It's in Washington and Mexico City's "mutual interest" to "provide immediate relief to the Northern Triangle and to address the root causes of migration" from the region into the United States, Vice President Kamala Harris has said.
Speaking to Mexican President Andres Manuel Lopez Obrador on Friday, Harris – tasked with heading up Washington's effort to dramatically reduce migration from Mexico and Central American nations – urged Mexico to team up with the US to fight violence and corruption.
"You and I have discussed before an understanding and a belief [that] most people don't want to leave home and when they do, it is often because they are fleeing some harm or they are forced to leave because there is no opportunity in their home," Harris said, addressing the Mexican president.
Harris noted that the US approach would include working with allies, countries in the region and worldwide, as well as the private sector and community organisations to solve the crisis. She did not specify what form any "immediate relief" to the region would take.
Lopez Obrador told Harris that the US could count on Mexico's help in matters of immigration, and that he had a "specific proposal" in mind that he would like to discuss with her.
Ahead of the meeting, the Mexican president demanded that Washington stay out of Mexico's internal affairs after showing tax records of payments from the US government to a local anticorruption watchdog, which he said was working against his administration.
"It is an interventionist act that violated our sovereignty," Lopez Obrador said, adding that his country had filed a formal diplomatic note of protest with the US Embassy.
"That's why we're asking the [US government] to clarify this for us. A foreign government can't provide money to political groups," he emphasised.
The watchdog, known as Mexicans Against Corruption and Impunity, has made numerous claims criticising the social democrat president, and publicly lists USAID as one of its financial supporters.
Border Crisis
Last month, President Alejandro Giammattei of Guatemala, one of the countries leading the way in sending migrants to the US, said that the Biden administration's "confusing" messages about a willingness to "take the children" contributed to the crisis.
Conservatives have widely derided the Biden administration for scrapping nearly a dozen hardline Trump-era directives related to immigration during the Democrat's first weeks in office. The White House, meanwhile, has blamed Trump and the "cyclical" nature of migration for the crisis.

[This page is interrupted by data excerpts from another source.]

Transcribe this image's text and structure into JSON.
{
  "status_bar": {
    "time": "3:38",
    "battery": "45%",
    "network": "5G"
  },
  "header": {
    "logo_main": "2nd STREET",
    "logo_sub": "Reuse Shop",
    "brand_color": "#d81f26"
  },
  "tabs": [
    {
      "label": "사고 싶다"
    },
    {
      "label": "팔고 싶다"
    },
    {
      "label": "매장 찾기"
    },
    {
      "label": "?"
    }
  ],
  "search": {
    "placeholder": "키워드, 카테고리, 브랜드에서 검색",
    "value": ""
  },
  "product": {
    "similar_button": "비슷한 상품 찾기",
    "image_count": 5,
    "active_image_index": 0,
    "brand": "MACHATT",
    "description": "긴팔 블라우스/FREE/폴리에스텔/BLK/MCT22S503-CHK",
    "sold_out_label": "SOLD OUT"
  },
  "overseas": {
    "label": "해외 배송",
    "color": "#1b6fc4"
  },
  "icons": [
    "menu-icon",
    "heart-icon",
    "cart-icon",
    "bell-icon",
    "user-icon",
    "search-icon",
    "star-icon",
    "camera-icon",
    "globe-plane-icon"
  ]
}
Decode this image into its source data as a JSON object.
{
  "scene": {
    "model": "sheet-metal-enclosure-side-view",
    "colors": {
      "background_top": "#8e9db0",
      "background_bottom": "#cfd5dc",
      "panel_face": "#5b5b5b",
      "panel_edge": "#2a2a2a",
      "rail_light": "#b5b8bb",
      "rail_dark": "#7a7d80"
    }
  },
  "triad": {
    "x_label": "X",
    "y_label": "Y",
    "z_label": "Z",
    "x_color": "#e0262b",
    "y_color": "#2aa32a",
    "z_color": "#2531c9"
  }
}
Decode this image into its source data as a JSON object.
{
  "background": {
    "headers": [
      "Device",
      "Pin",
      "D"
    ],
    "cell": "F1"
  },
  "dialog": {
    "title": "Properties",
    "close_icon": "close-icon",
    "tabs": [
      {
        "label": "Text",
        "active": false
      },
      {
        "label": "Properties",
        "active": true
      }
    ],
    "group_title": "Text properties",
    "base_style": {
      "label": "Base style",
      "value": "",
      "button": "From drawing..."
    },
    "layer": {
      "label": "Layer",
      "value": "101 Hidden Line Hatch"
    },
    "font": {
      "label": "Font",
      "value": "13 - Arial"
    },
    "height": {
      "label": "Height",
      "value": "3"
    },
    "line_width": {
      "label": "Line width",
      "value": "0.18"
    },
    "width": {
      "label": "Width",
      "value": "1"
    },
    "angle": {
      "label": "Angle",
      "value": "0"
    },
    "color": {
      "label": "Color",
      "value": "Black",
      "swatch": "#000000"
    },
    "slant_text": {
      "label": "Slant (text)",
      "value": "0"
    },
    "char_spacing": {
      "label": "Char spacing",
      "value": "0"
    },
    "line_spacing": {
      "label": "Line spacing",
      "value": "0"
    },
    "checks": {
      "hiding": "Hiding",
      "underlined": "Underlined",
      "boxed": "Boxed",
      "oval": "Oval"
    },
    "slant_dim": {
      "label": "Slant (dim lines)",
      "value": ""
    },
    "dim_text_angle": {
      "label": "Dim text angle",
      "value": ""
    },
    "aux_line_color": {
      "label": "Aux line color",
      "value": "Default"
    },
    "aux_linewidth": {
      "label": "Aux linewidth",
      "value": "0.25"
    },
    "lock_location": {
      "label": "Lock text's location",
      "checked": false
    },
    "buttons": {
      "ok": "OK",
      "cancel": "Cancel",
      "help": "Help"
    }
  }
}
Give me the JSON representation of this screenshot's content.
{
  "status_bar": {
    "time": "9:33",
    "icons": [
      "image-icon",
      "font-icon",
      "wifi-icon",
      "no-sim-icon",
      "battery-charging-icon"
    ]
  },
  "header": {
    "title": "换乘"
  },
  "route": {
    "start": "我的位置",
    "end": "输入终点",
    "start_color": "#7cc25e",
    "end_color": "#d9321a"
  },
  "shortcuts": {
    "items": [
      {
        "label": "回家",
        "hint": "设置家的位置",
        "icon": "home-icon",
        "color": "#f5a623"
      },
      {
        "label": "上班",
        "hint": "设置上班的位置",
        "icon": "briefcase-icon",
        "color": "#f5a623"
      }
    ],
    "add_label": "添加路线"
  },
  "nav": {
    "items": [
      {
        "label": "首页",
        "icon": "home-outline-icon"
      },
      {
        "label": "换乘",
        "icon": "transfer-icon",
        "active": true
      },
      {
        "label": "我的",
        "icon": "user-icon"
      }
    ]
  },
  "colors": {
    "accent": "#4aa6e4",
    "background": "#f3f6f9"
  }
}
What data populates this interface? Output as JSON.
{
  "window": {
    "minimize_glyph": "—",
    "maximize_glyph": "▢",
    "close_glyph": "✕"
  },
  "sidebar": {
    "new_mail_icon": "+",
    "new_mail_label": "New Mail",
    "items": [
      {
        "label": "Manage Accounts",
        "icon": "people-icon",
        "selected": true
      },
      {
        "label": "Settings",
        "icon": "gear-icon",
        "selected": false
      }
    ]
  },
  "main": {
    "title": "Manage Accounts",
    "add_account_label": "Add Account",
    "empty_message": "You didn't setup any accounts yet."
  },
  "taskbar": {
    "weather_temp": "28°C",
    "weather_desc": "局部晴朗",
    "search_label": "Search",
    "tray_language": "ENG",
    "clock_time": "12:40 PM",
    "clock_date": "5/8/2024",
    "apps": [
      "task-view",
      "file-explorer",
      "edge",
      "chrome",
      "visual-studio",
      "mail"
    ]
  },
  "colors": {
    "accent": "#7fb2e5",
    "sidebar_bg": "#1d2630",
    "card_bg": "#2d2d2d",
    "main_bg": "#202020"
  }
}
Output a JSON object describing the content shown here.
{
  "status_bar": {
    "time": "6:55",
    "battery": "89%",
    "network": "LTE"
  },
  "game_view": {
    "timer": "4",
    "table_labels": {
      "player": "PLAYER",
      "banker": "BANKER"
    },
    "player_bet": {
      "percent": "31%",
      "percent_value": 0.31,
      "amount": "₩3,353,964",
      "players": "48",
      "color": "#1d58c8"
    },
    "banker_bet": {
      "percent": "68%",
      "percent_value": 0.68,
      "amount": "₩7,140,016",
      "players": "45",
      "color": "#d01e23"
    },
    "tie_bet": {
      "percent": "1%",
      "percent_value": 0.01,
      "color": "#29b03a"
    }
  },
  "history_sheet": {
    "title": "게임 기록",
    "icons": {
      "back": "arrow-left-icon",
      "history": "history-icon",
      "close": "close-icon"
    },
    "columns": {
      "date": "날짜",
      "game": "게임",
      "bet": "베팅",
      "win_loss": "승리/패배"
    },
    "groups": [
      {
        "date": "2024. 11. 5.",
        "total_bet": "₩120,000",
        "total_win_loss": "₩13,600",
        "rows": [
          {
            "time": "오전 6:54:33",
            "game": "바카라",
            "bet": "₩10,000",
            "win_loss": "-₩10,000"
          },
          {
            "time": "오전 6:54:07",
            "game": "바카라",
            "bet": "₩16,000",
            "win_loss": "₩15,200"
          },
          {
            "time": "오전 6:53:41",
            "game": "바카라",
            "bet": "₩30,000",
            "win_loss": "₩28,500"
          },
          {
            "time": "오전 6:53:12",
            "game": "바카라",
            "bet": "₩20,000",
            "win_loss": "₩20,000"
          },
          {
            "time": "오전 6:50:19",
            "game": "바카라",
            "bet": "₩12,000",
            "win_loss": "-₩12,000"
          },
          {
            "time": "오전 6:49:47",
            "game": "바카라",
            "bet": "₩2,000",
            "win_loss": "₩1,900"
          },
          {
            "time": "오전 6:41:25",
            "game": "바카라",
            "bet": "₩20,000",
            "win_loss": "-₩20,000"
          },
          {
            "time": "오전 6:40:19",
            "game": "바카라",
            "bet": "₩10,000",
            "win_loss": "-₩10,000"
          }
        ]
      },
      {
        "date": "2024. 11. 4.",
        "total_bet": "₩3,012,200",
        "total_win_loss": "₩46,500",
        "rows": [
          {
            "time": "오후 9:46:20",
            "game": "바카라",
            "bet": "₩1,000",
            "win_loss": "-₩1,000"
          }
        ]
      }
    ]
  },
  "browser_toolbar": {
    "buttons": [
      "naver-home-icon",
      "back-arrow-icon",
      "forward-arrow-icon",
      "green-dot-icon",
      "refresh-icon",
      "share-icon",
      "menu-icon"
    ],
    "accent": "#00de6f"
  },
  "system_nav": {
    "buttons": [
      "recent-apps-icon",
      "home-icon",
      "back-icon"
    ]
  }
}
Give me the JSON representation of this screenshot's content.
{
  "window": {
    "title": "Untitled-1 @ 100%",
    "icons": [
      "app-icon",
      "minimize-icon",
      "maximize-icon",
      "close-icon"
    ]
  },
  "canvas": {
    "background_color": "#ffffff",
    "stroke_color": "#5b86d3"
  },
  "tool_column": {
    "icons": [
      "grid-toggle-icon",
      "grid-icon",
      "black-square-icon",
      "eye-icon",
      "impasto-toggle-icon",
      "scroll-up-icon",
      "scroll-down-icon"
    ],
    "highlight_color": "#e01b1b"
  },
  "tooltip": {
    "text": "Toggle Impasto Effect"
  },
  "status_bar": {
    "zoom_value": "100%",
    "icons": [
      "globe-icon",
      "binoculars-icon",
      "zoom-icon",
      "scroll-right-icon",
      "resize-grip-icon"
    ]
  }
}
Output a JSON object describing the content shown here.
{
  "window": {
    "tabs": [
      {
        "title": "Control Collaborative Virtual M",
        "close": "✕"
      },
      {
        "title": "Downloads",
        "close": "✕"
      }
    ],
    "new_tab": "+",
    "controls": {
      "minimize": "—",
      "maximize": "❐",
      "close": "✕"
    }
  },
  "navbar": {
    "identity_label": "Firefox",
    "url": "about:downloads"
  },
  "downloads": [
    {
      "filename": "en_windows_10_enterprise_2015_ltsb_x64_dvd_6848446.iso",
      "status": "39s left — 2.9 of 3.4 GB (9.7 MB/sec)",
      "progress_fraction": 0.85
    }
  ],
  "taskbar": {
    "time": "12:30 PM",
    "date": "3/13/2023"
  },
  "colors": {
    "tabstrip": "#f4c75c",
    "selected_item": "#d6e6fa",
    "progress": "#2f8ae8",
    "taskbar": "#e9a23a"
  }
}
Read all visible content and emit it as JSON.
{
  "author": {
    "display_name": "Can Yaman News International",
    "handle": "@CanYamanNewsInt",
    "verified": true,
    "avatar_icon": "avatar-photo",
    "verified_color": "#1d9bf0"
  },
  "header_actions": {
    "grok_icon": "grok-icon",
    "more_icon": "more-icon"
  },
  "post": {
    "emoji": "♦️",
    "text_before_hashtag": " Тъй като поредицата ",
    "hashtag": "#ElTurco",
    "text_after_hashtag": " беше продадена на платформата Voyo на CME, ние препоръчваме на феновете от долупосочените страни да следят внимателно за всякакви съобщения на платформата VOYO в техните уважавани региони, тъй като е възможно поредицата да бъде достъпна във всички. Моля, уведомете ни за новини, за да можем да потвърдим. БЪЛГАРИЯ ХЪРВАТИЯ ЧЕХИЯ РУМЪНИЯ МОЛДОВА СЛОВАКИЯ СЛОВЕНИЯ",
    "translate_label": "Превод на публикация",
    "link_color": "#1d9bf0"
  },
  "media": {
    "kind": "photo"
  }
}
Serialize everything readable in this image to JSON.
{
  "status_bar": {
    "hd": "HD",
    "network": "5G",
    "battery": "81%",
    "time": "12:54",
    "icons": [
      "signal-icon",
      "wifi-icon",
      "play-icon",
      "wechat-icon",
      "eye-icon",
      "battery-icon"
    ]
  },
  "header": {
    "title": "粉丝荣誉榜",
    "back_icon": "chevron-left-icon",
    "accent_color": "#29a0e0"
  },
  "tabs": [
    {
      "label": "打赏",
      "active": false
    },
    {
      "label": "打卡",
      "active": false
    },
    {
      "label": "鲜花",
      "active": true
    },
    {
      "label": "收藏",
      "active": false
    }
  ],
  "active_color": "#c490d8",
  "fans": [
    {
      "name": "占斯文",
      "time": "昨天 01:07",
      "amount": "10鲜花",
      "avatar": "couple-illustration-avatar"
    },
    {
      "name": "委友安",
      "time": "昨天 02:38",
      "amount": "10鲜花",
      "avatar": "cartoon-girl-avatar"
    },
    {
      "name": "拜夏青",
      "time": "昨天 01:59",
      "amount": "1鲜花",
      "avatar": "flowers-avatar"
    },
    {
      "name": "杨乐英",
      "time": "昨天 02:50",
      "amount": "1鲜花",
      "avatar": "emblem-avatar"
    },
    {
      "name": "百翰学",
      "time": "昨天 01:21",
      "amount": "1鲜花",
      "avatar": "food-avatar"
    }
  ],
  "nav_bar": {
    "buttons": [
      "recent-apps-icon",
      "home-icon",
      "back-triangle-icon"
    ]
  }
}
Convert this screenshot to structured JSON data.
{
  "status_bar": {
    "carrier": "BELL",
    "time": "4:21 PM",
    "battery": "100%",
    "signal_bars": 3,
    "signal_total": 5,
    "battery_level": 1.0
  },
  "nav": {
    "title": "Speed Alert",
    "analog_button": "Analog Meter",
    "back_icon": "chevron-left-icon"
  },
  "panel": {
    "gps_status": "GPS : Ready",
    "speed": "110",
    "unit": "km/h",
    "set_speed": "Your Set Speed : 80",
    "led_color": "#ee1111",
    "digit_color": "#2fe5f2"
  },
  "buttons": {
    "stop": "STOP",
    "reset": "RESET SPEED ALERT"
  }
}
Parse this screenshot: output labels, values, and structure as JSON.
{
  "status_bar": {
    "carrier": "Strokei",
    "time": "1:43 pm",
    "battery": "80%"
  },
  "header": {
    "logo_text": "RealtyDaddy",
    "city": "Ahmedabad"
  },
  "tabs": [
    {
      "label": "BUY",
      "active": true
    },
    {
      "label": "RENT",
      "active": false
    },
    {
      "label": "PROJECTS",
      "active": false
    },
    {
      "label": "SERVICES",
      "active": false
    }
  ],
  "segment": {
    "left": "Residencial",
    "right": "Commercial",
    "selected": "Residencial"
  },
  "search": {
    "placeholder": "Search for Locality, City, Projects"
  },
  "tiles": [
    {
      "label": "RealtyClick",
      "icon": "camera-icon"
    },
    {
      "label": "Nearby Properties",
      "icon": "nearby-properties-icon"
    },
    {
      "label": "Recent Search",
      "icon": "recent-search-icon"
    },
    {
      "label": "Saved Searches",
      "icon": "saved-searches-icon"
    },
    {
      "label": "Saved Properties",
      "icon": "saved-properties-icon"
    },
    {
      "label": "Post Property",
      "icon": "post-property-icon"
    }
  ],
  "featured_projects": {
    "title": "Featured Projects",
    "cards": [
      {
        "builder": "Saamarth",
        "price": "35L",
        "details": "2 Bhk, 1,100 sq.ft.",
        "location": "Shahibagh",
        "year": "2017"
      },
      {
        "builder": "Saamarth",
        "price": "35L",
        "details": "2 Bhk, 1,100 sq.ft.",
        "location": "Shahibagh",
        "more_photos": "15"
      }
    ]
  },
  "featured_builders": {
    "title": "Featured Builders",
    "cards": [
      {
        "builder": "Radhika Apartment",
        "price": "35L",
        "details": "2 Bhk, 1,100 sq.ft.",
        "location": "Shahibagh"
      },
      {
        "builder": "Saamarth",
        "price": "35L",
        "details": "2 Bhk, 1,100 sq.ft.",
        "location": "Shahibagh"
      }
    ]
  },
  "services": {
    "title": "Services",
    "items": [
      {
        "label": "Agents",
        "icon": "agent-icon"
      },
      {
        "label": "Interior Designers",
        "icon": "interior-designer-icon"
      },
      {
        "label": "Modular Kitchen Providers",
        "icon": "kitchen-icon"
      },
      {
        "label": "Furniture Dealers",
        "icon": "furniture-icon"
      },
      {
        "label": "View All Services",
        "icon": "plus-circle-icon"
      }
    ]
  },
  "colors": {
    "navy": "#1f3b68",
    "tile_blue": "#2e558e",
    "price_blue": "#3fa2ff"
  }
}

Much of Central and South America have suffered from decades of instability, poverty, violence, and corruption, partially attributable to poor local leadership and oligarchic rule, and partially to the history of US meddling in the region. Since 1950, the United States has intervened in Latin America militarily or via the CIA over 50 times, staging a coup in Guatemala in 1954, funding death squads in El Salvador and Nicaragua throughout the 1980s, invading Panama in 1989, and supporting a military coup in Honduras in 2009 which toppled the country's democratically elected president.